Hot 97 Fined For ‘Smackfest’ Contests
Attorney General Eliot Spitzer and State Athletic Commission Chairman Ron Scott Stevens announced on August 8 that the investigation of slapping contests, sponsored by a New York City radio station, is re-solved.
As a result of the agreement, WQHT (Hot 97) will pay the maximum fine of $240,000 for its illegal “Smackfest” promotions, and will fund an extensive anti-violence campaign, which will include a $60,000 payment to one of the city’s leading anti-violence organizations.
“This agreement should be a wake-up call to all those in the entertainment industry who think outrageousness is a clever marketing strategy,” Spitzer said. “The law establishes set boundaries that cannot be crossed to protect our community’s health and safety.”
The Attorney General’s office and the State Athletic Commission began investigating Hot 97’s promotions in March of this year, and it was revealed that the station had sponsored 24 “Smackfest” contests between April 2004 and January 2005.
Participants, usually young women, took turns violently slapping each other, and winners of the contests were promised tickets to concerts and up to $5,000 in cash.

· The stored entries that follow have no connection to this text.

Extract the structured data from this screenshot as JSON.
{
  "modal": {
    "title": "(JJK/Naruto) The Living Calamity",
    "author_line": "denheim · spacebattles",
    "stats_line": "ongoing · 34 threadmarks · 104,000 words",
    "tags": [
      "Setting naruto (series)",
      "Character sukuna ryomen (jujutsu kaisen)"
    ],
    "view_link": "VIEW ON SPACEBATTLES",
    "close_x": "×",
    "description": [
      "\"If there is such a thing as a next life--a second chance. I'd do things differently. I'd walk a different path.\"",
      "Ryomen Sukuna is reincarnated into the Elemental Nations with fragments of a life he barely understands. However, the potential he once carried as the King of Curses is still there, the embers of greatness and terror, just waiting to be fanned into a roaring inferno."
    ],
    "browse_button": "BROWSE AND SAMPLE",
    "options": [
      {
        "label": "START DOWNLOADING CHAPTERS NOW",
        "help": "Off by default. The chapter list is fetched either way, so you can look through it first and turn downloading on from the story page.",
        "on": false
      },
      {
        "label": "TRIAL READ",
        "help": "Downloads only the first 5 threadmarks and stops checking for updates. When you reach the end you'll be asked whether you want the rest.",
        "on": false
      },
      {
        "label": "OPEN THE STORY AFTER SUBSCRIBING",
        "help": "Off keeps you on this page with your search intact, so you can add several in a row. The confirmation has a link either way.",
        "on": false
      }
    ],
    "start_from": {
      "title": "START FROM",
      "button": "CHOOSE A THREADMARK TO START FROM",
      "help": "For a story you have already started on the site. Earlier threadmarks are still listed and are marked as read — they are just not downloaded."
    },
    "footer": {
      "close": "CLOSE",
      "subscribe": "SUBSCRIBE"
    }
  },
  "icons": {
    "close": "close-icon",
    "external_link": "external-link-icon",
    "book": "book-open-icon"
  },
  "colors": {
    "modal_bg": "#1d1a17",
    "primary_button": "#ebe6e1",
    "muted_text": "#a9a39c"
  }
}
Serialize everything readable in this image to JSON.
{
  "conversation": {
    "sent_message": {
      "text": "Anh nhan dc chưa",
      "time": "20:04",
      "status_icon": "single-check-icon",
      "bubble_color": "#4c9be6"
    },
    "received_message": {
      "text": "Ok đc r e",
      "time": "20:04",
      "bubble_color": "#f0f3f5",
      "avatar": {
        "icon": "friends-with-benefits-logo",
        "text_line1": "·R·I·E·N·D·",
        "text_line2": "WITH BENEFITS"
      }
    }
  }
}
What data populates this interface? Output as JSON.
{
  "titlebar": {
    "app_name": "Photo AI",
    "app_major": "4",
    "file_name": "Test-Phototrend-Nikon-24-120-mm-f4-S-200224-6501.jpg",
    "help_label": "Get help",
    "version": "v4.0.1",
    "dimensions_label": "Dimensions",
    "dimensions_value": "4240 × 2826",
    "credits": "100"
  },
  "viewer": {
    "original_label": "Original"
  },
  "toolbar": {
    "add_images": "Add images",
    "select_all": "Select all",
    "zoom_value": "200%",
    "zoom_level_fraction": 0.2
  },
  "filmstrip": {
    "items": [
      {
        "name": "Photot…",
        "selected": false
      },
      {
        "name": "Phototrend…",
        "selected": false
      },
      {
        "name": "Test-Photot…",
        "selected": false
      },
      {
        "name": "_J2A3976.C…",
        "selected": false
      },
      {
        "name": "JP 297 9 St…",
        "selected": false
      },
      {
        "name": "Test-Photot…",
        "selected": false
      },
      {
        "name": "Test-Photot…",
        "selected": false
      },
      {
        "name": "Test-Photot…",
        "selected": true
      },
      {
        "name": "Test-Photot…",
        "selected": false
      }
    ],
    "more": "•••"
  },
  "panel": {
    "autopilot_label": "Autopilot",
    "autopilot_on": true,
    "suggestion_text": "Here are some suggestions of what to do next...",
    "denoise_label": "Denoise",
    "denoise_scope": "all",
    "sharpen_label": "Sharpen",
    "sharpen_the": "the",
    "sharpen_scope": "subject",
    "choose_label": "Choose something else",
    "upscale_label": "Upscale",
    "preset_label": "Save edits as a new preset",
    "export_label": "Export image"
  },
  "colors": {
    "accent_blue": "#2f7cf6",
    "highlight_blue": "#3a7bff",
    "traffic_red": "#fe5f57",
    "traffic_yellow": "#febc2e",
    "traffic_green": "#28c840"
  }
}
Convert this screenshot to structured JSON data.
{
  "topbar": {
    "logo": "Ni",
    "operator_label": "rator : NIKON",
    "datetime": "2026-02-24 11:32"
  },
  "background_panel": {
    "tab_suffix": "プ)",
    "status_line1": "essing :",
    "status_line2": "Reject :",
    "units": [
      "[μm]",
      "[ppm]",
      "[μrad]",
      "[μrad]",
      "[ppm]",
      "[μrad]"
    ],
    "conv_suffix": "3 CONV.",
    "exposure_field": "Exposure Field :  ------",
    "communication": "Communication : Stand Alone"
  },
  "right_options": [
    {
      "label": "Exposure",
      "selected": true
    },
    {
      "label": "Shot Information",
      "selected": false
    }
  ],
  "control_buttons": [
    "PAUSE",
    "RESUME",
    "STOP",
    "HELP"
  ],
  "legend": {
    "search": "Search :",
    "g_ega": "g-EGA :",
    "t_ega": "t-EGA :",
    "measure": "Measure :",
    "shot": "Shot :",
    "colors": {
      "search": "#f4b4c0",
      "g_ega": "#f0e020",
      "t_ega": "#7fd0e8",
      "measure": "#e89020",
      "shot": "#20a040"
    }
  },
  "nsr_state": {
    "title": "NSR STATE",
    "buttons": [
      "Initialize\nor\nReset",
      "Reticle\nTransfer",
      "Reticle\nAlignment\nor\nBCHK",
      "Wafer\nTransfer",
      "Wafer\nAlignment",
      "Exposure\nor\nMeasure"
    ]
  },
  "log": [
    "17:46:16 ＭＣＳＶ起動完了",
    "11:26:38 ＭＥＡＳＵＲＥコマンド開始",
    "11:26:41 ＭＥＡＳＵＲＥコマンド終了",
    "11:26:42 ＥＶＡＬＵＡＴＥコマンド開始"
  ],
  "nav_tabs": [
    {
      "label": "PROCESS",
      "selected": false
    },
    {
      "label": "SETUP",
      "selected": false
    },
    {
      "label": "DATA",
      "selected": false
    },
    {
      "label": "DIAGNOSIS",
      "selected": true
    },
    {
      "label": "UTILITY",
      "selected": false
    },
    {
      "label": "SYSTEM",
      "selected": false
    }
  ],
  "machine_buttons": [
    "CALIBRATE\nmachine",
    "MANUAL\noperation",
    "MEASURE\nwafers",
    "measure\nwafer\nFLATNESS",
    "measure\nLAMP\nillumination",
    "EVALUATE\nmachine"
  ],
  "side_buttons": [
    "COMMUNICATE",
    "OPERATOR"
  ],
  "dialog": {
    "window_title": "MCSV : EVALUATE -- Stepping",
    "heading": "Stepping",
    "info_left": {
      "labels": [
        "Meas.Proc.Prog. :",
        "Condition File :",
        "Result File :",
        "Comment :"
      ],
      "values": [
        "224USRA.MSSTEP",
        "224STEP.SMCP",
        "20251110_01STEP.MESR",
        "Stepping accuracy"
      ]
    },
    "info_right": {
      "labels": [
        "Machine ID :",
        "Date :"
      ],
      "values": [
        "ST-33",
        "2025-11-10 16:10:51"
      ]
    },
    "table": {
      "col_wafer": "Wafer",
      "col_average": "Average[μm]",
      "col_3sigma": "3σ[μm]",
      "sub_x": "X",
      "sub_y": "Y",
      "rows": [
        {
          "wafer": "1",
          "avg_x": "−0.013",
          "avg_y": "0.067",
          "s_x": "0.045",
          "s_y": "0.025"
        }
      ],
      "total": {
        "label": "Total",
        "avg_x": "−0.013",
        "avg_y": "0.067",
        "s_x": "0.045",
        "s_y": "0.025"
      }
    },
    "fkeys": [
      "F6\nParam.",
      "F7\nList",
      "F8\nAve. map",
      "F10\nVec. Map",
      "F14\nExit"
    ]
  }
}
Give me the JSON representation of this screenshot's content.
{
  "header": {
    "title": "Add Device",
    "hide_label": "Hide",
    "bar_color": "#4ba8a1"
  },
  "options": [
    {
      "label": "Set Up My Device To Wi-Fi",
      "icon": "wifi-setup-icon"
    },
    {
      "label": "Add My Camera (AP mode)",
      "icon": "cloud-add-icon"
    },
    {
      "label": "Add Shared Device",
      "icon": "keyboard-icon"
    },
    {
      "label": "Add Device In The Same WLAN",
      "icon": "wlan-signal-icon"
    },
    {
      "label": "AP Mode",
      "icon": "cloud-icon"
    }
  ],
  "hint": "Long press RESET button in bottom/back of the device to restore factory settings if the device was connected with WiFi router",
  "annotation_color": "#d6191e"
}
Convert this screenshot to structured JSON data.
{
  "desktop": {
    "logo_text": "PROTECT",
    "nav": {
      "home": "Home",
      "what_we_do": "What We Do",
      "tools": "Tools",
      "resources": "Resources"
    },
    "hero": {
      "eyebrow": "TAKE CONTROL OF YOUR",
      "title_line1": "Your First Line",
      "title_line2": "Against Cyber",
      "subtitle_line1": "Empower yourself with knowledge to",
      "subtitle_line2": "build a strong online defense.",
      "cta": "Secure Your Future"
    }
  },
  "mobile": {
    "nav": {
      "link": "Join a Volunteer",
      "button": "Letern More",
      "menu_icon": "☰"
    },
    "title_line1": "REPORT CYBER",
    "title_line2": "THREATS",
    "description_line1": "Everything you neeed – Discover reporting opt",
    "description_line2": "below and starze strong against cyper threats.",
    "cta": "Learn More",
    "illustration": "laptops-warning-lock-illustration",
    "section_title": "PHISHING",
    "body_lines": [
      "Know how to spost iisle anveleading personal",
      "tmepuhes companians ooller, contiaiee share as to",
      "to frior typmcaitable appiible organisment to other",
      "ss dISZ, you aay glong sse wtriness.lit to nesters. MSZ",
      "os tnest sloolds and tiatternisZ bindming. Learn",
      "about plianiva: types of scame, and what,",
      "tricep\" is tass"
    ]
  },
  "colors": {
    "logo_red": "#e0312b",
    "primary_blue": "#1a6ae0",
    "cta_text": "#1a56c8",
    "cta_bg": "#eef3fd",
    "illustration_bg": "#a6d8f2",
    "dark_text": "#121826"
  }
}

Videotapes of the contests were then featured on the radio station’s website.
In a petition filed in New York Supreme Court, the Attorney General’s office and the Athletic Commission alleged that the contests were dangerous and violated state law, because no permits were ever issued for the contest, nor were certain conditions met for a “combative sport.”
New York City Council Member John C. Liu said, ‘Starting with Emmis’ (Hot 97’s parent company) broadcast of racist and sexist profanity […] and it’s illegal ‘Smackfest’ prizefights, the corporate chieftains have broken the public trust by profiting from hate and violence.
The legal settlement is not only a victory for New Yorkers, but will provide another incentive for Emmis to stay within the legal and ethical bounds of our public airwaves.”